El primer recuerdo que se me vino a mi mente fueron las terapias de electroshokes que a mis 18 años me hicieron para borrar de mi memoria todas las experiencias negativas que arrastraba, el miedo a la vida. No, no quería eso para el niño que me pedía. No quería que conociese el mundo de las drogas legales, o el delirio, la locura en sí.

Ella cantaba el tema de Boston: Amanda, y su sonrisa invencible me enamoraba más y más. Cantaba para mí con tanta  pasión y cariño ese tema que llegó a pensar que el mundo a mi lado era perfecto, que ambos éramos lo suficientemente fuertes como para vencerlo todo.

Sus ojos tristes esa noche me lo dijeron todo.

Sabía que a mi lado solo habrian libros y más libros,mas no un hogar con niños.

Sin saberlo, desde ese momento, empecé a tener otra relación más estrecha con la soledad.

El amor al igual que para otros esquizofrénicos, no nos daba ciertas libertades ni facultades para vivir.

Pero fue la decisión más acertada que pude tomar.

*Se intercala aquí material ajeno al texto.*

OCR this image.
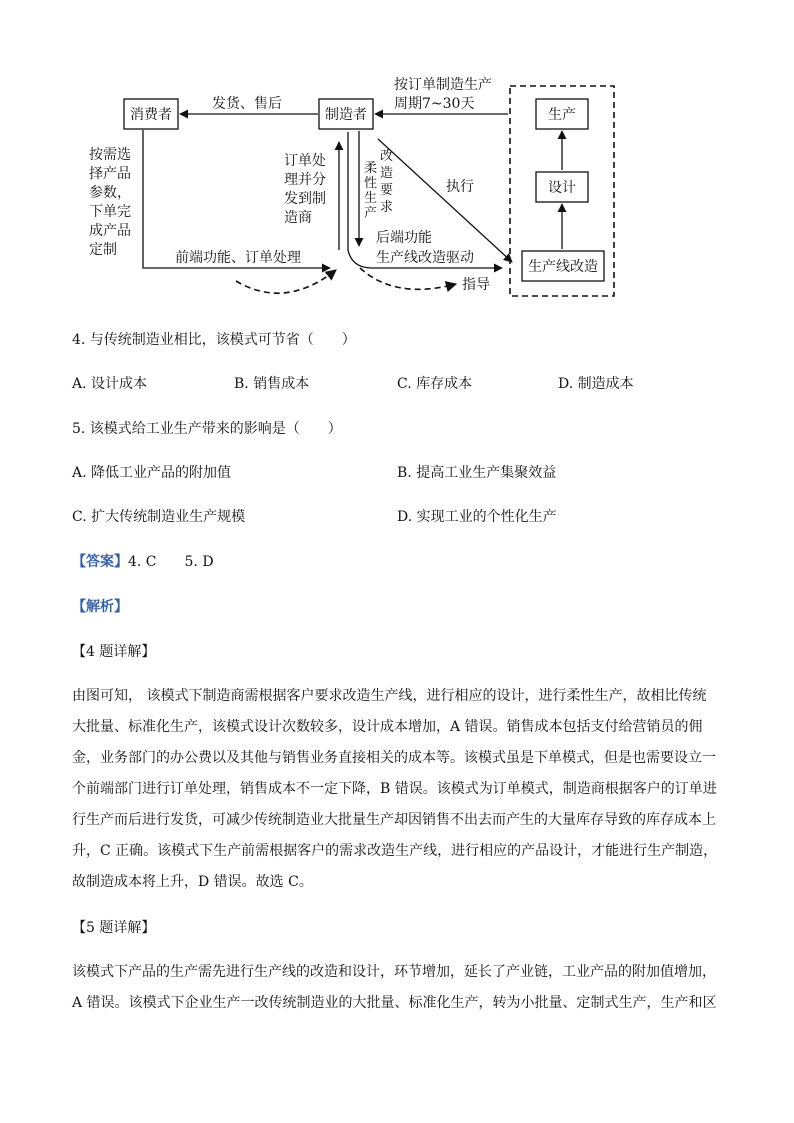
消费者	制造者	生产
设计
生产线改造
发货、售后
按订单制造生产
周期7~30天
按需选 择产品 参数， 下单完 成产品 定制
订单处 理并分 发到制 造商
柔 性 生 产
改 造 要 求
执行
前端功能、订单处理
后端功能
生产线改造驱动
指导
4. 与传统制造业相比，该模式可节省（　　）
A. 设计成本	B. 销售成本	C. 库存成本	D. 制造成本
5. 该模式给工业生产带来的影响是（　　）
A. 降低工业产品的附加值	B. 提高工业生产集聚效益
C. 扩大传统制造业生产规模	D. 实现工业的个性化生产
【答案】4. C　　5. D
【解析】
【4 题详解】
由图可知， 该模式下制造商需根据客户要求改造生产线，进行相应的设计，进行柔性生产，故相比传统
大批量、标准化生产，该模式设计次数较多，设计成本增加，A 错误。销售成本包括支付给营销员的佣
金，业务部门的办公费以及其他与销售业务直接相关的成本等。该模式虽是下单模式，但是也需要设立一
个前端部门进行订单处理，销售成本不一定下降，B 错误。该模式为订单模式，制造商根据客户的订单进
行生产而后进行发货，可减少传统制造业大批量生产却因销售不出去而产生的大量库存导致的库存成本上
升，C 正确。该模式下生产前需根据客户的需求改造生产线，进行相应的产品设计，才能进行生产制造，
故制造成本将上升，D 错误。故选 C。
【5 题详解】
该模式下产品的生产需先进行生产线的改造和设计，环节增加，延长了产业链，工业产品的附加值增加，
A 错误。该模式下企业生产一改传统制造业的大批量、标准化生产，转为小批量、定制式生产，生产和区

No fui tan egoista como para traer un niño a este mundo para que sufriera como yo sufrí.

Es cierto que la perdí.

Pero no traje a este mundo una criatura que se perdería en él como yo lo hice, librando batallas imposibles, desde la que llorando a rabiar, me preguntaba: por qué yo, acaso siendo mis gritos tan fuertes y mis desencuentros con la vida tan amargos.

Y supe de su ausencia.

Pero también supe que fui responsable. Que el destino de los que tenemos esquizofrenia no es fácil.

Que nunca me habría perdonado el dolor que él habría sentido cuando enfrentado solo contra el mundo, habría librado las batallas más difíciles desde una soledad mayor, como fue en mi caso.

Porque sabía que sería igual a mí.

Y yo no quería ese dolor en mi corazón.

Han pasado ya varios años desde aquella noche en que la había perdido para siempre. Creo que fue la decisión más acertada que pude tomar. No fui egoista.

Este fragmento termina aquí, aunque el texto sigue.